– Ну, вот мы и остались вдвоем, – сказала она. – Им грустно, бедняжкам! Что сделаешь, таков закон артистического мира! А вы, Людмила, полагаю, счастливы?
Мне недостало мужества признаться ей в своем смятении.
– Да, да, конечно! – пролепетала я.
– Мосье Петипа находит немало грации в ваших движениях. Заверяю вас в этом, поскольку обыкновенно-то он скуп на комплименты!

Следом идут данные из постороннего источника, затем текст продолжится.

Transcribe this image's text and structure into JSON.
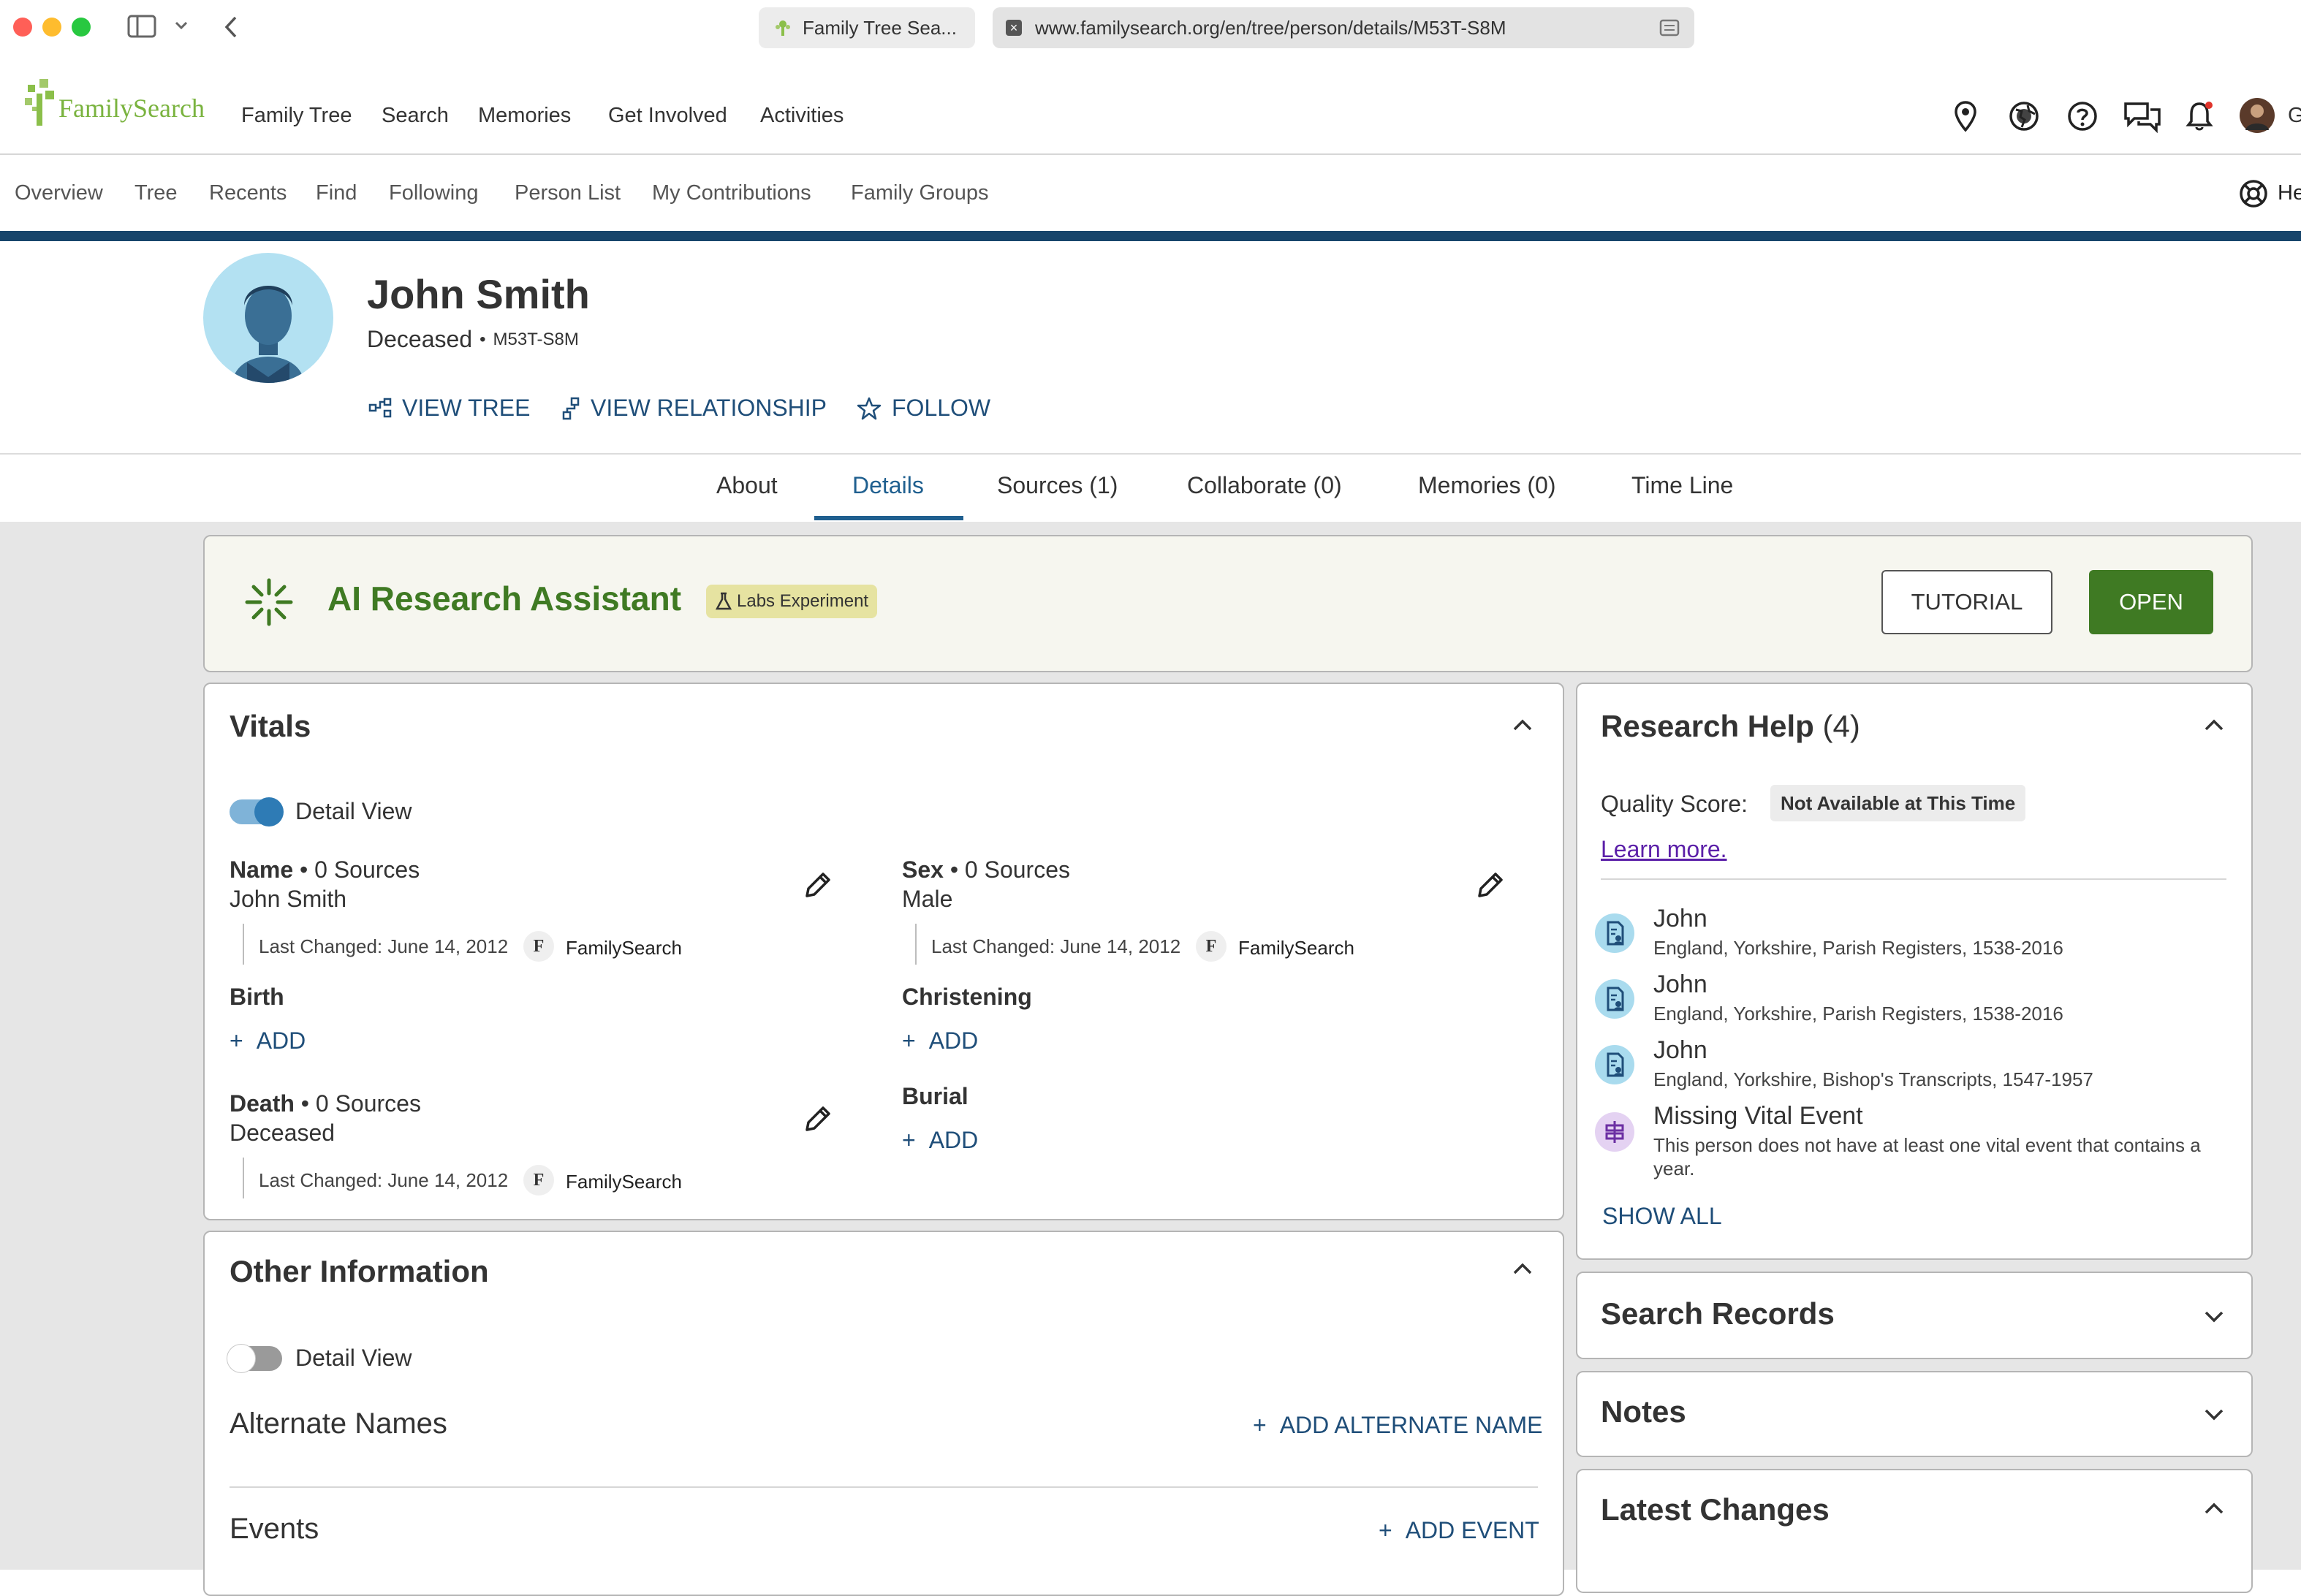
{
  "browser": {
    "tab_title": "Family Tree Sea...",
    "url": "www.familysearch.org/en/tree/person/details/M53T-S8M"
  },
  "header": {
    "logo_text": "FamilySearch",
    "nav": [
      "Family Tree",
      "Search",
      "Memories",
      "Get Involved",
      "Activities"
    ],
    "user_initial_partial": "G"
  },
  "subnav": {
    "items": [
      "Overview",
      "Tree",
      "Recents",
      "Find",
      "Following",
      "Person List",
      "My Contributions",
      "Family Groups"
    ],
    "help_partial": "He"
  },
  "person": {
    "name": "John Smith",
    "status": "Deceased",
    "separator": "•",
    "pid": "M53T-S8M",
    "actions": [
      "VIEW TREE",
      "VIEW RELATIONSHIP",
      "FOLLOW"
    ]
  },
  "tabs": {
    "items": [
      "About",
      "Details",
      "Sources (1)",
      "Collaborate (0)",
      "Memories (0)",
      "Time Line"
    ],
    "active": "Details"
  },
  "ai_banner": {
    "title": "AI Research Assistant",
    "badge": "Labs Experiment",
    "tutorial_label": "TUTORIAL",
    "open_label": "OPEN"
  },
  "vitals": {
    "title": "Vitals",
    "detail_view_label": "Detail View",
    "name": {
      "label": "Name",
      "sources": "• 0 Sources",
      "value": "John Smith",
      "last_changed": "Last Changed: June 14, 2012",
      "contributor": "FamilySearch"
    },
    "sex": {
      "label": "Sex",
      "sources": "• 0 Sources",
      "value": "Male",
      "last_changed": "Last Changed: June 14, 2012",
      "contributor": "FamilySearch"
    },
    "birth": {
      "label": "Birth",
      "add": "ADD"
    },
    "christening": {
      "label": "Christening",
      "add": "ADD"
    },
    "death": {
      "label": "Death",
      "sources": "• 0 Sources",
      "value": "Deceased",
      "last_changed": "Last Changed: June 14, 2012",
      "contributor": "FamilySearch"
    },
    "burial": {
      "label": "Burial",
      "add": "ADD"
    },
    "badge_letter": "F"
  },
  "other_info": {
    "title": "Other Information",
    "detail_view_label": "Detail View",
    "alternate_names": "Alternate Names",
    "add_alternate_name": "ADD ALTERNATE NAME",
    "events": "Events",
    "add_event": "ADD EVENT"
  },
  "research_help": {
    "title": "Research Help",
    "count": "(4)",
    "quality_label": "Quality Score:",
    "quality_value": "Not Available at This Time",
    "learn_more": "Learn more.",
    "items": [
      {
        "title": "John",
        "subtitle": "England, Yorkshire, Parish Registers, 1538-2016",
        "icon": "record-hint-icon"
      },
      {
        "title": "John",
        "subtitle": "England, Yorkshire, Parish Registers, 1538-2016",
        "icon": "record-hint-icon"
      },
      {
        "title": "John",
        "subtitle": "England, Yorkshire, Bishop's Transcripts, 1547-1957",
        "icon": "record-hint-icon"
      },
      {
        "title": "Missing Vital Event",
        "subtitle": "This person does not have at least one vital event that contains a",
        "subtitle2": "year.",
        "icon": "data-problem-icon"
      }
    ],
    "show_all": "SHOW ALL"
  },
  "side_cards": {
    "search_records": "Search Records",
    "notes": "Notes",
    "latest_changes": "Latest Changes"
  },
  "colors": {
    "brand_blue": "#17456b",
    "link_blue": "#1f4e79",
    "open_green": "#3f7a23",
    "ai_green": "#3f7a23",
    "banner_bg": "#f6f6ef",
    "badge_bg": "#e6e3a1",
    "record_icon_bg": "#a9dbee",
    "problem_icon_bg": "#e4d2f2",
    "toggle_on": "#2e7bb5"
  }
}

Эти простые слова перевернули меня всю. Тоска в груди исчезла, утонув под волнами ликования. Конечно, меня по-прежнему тревожила перспектива со дня на день разлучиться с родительским домом и окунуться в неведомый, а возможно, что и враждебный мир. Но в то же время мысль о том, что меня столь высоко оценил Мариус Петипа, наполняла меня лестной гордостью, несколько заглушившей горечь от расставания с отцом. Да вот и он сам: беспокоясь о результате, он ожидал меня в маленьком зале, предназначенном для посетителей. Пришел, не известив об этом, дабы не беспокоить меня перед выходом пред очи многоуважаемой комиссии. Когда мы встретились, он в страстном порыве обнял меня, и я была так рада скрасить ему преклонные дни доброй новостью, что почувствовала себя совершенно счастливою впервые с тех самых пор, когда судьба отняла у меня родительницу. Тем не менее отец, как ни поздравлял меня, все же пытался умерить мой восторг.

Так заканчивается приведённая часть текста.